|The Buried Book: The Loss and Rediscovery of the Great Epic of Gilgamesh
by David Damrosch, narrated by William Hughes
This is an interesting study of the discovery of the tablets that comprise the most complete sections of the Epic of Gilgamesh. It starts with a discussion about the archaeologists involved in discovering the tablets – what trials they underwent while digging, politics behind their dig, and even quarrels between archaeologists. (Sounds like Wallis E Budge was a jerk despite his fame.) The most interesting story was that of George Smith. He came from a working class background, but he had a brilliant ability to learn languages so he moved up to a classier job as apprentice in a printing shop. He spent all of his free time in the British Library learning languages and looking at ancient documents. Eventually he was hired on, first as a volunteer, and then as a full-fledged member of the team to research ancient Babylonian tablets. He was the one to discover the flood story within The Epic of Gilgamesh and he got so excited that he ran around the library in a “state of undress.” (How much undressed he was remains a mystery. But I don’t imagine he ran naked through the library yelling Eureka! or anything. He probably took off his jacket and loosened his tie.)
The book then jumps back to the time of Ashurbanipal (668-627 BCE), a historical king of Nineveh who collected rare literature from around the world (at least the world within reach of himself). It was inside this buried library, which was destroyed in the fall of Nineveh, that the most complete set of tablets for Gilgamesh was discovered. Buried Book tells of Ashurbanipal’s father, who was severely depressed and paranoid. He couldn’t read and was terrified that his assistants were hiding things from him when they read correspondences. Historians believe that this may be why Ashurbanipal was encouraged to learn to read at a young age. I found this section quite interesting and wished that there were more to it than there was. Though I suppose you can’t say THAT much about a historical figure about whom only fragments of records exist.

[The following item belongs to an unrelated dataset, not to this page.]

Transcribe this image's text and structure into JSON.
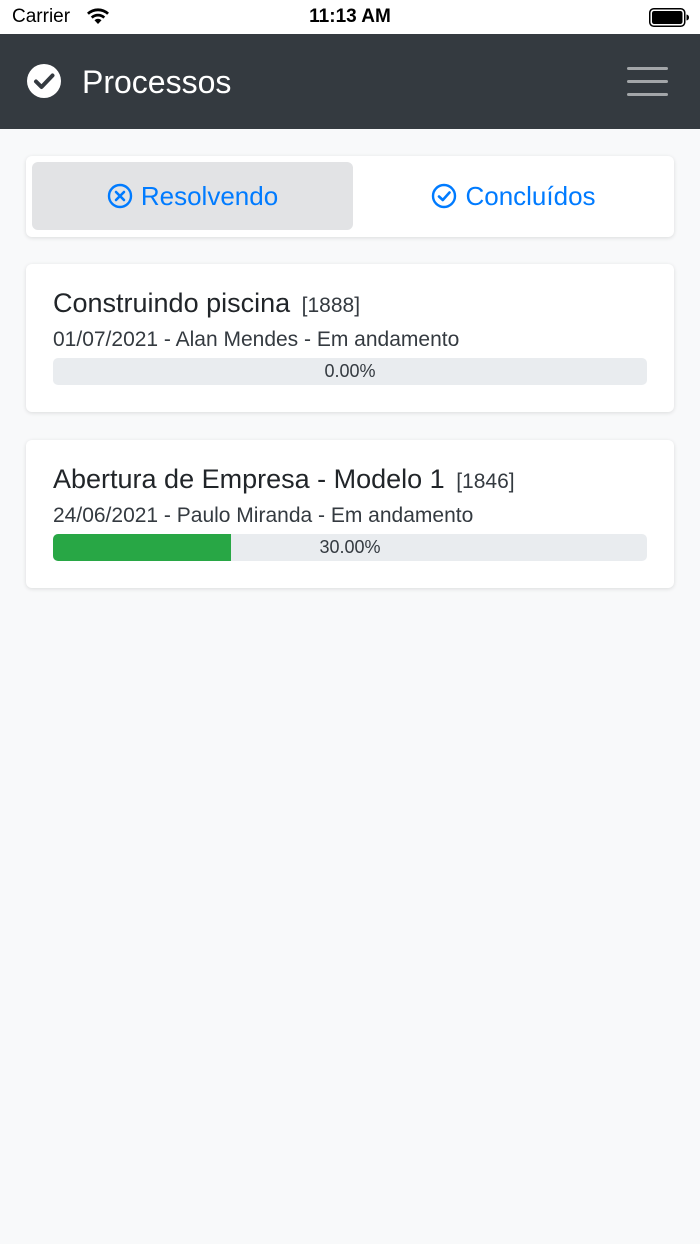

The Buried Book then retreats farther into a short analysis of Gilgamesh with historical perspective. It discusses how the trip to tame Humbaba in the forest may have represented Gilgamesh’s famed war to retrieve wood in other parts of Persia.
Finally, The Buried Book jumped back to how Gilgamesh has affected modern readers – including a longish section on Saddam Hussein. Apparently, Hussein could see Gilgamesh in himself and this impacted his philosophy on ruling. I was pretty interested to hear that Hussein had written a decent novel – I had no clue! Of course, chances are someone else wrote it from Hussein’s notes, but still. Very interesting.
This is a series of posts about The Epic of Gilgamesh. Here is a list of all posts thus far:
5 thoughts on “The Buried Book, by David Damrosch”
This sounds so interesting. I tend to really like books about books. Works like this that explore the origins and dig into the meanings of texts such as the Bible, Homer, etc. never cease to fascinate me.
Yeah, I have the same interests. Even though the Bible study group is canceled for the year, I'm still going to throw in some Bible study. Though it may end up historical rather than literary if I'm on my own.
I think I'm done with Gilgamesh for a while.
This sounds awesome! I love learning about research and the people involved in it. Haha, I also appreciate the anecdote you shared about Smith and his state of undress. It made me smile 🙂
Yeah, I loved the part about Smith in the book. It was really interesting.